In February 2022, an Ipsos global survey indicated that three-quarters of people want single-use plastics banned:
The five countries with the highest levels of agreement are Mexico (96%), Brazil (95%), Colombia (94%), and Chile and Peru (both 92%). Those with the lowest ones are Japan (70%), the US (78%) and Canada (79%).
We think the following statement is a fair summary of the NAM point of view regarding responsibility for environmental management:
BIG governmental influence/intrusion may not be very welcome in my lifestyle, but if there is one place it needs to intrude, it is on BIG environmental issues that are out of reach of the individual. Global warming is one of them. Only BIG government can monitor challenge and hold BIG polluters accountable.

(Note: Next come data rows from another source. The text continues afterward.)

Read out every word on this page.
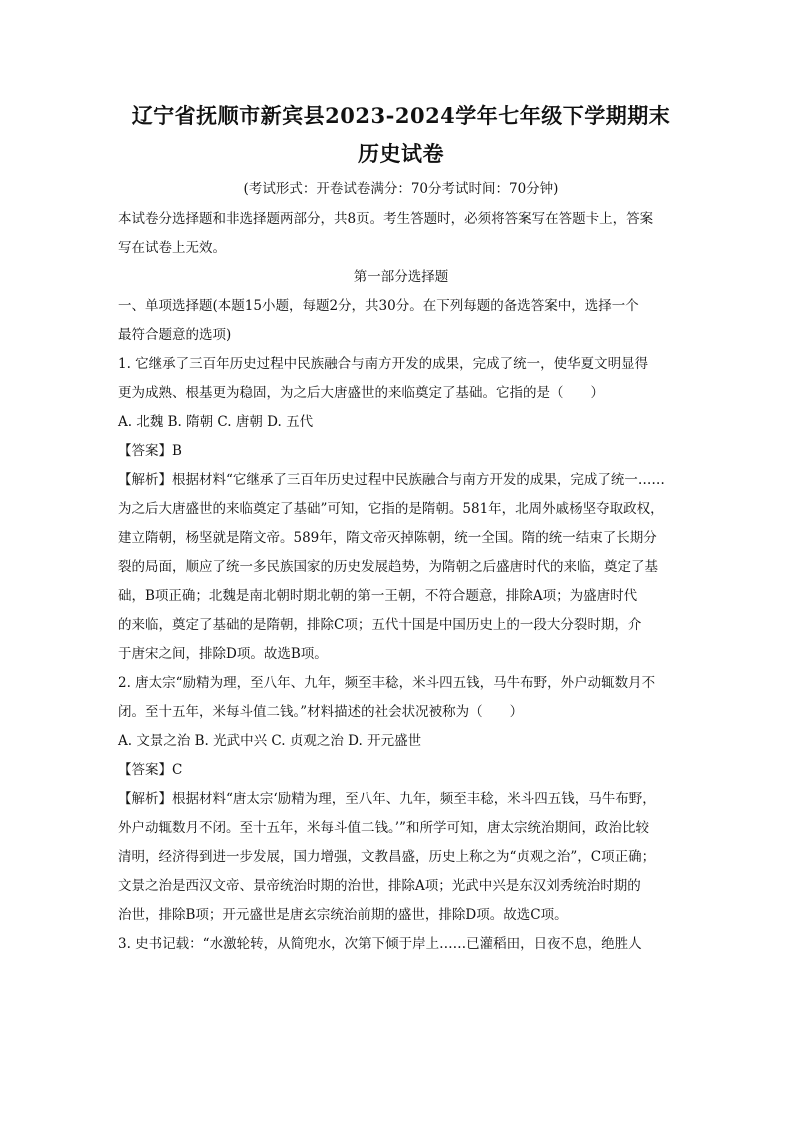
辽宁省抚顺市新宾县2023-2024学年七年级下学期期末
历史试卷
(考试形式：开卷试卷满分：70分考试时间：70分钟)

本试卷分选择题和非选择题两部分，共8页。考生答题时，必须将答案写在答题卡上，答案

写在试卷上无效。

第一部分选择题

一、单项选择题(本题15小题，每题2分，共30分。在下列每题的备选答案中，选择一个

最符合题意的选项)

1. 它继承了三百年历史过程中民族融合与南方开发的成果，完成了统一，使华夏文明显得

更为成熟、根基更为稳固，为之后大唐盛世的来临奠定了基础。它指的是（　　）

A. 北魏 B. 隋朝 C. 唐朝 D. 五代

【答案】B

【解析】根据材料“它继承了三百年历史过程中民族融合与南方开发的成果，完成了统一……

为之后大唐盛世的来临奠定了基础”可知，它指的是隋朝。581年，北周外戚杨坚夺取政权，

建立隋朝，杨坚就是隋文帝。589年，隋文帝灭掉陈朝，统一全国。隋的统一结束了长期分

裂的局面，顺应了统一多民族国家的历史发展趋势，为隋朝之后盛唐时代的来临，奠定了基

础，B项正确；北魏是南北朝时期北朝的第一王朝，不符合题意，排除A项；为盛唐时代

的来临，奠定了基础的是隋朝，排除C项；五代十国是中国历史上的一段大分裂时期，介

于唐宋之间，排除D项。故选B项。

2. 唐太宗“励精为理，至八年、九年，频至丰稔，米斗四五钱，马牛布野，外户动辄数月不

闭。至十五年，米每斗值二钱。”材料描述的社会状况被称为（　　）

A. 文景之治 B. 光武中兴 C. 贞观之治 D. 开元盛世

【答案】C

【解析】根据材料“唐太宗‘励精为理，至八年、九年，频至丰稔，米斗四五钱，马牛布野，

外户动辄数月不闭。至十五年，米每斗值二钱。’”和所学可知，唐太宗统治期间，政治比较

清明，经济得到进一步发展，国力增强，文教昌盛，历史上称之为“贞观之治”，C项正确；

文景之治是西汉文帝、景帝统治时期的治世，排除A项；光武中兴是东汉刘秀统治时期的

治世，排除B项；开元盛世是唐玄宗统治前期的盛世，排除D项。故选C项。

3. 史书记载：“水激轮转，从简兜水，次第下倾于岸上……已灌稻田，日夜不息，绝胜人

Added to this point of view is the other end of the issue, local and community:
I am responsible for environmental issue that are within my reach. I will do what I can, encourage others to do the same, and buy from brands that are aware and doing their best to pull in the same direction.
In September 2021, Clifford Young, president of Ipsos public affairs, US, summed up the general public’s views on climate. In one of his ongoing pieces, called “Cliff’s Take: Where America stands on climate change,, he points out that climate change remains top of mind for Americans despite the presence of the pandemic. The catastrophic effects of hurricanes, wildfires, floods, and drought have caught everyone’s attention. Despite warnings from the scientific world, there is still no consensus about the cause, but there is consensus on some aspects, and that consensus remained intact throughout the pandemic.
In 2012, an average of 1 percent of Americans considered climate change to be a main issue. By September 2019, it was 12 percent. By August of 2021, it was down a bit, to 11 percent. We saw those numbers higher among surveys done among the NAM. In fact, concern about the climate and environment is one of the attributes that makes a person a member of the NAM. Our research revealed numbers closer to 18 percent among the NAM.
Young notes that public opinion on the reason for climate change (human activity vs. natural pattern) has shifted from one in three (2017) for natural causes, down to one in four (2021).
There is evidence of public convergence regarding awareness and reasons for climate change. But where everyone comes together is the belief that only big government holds the authority and resources to address the biggest problems.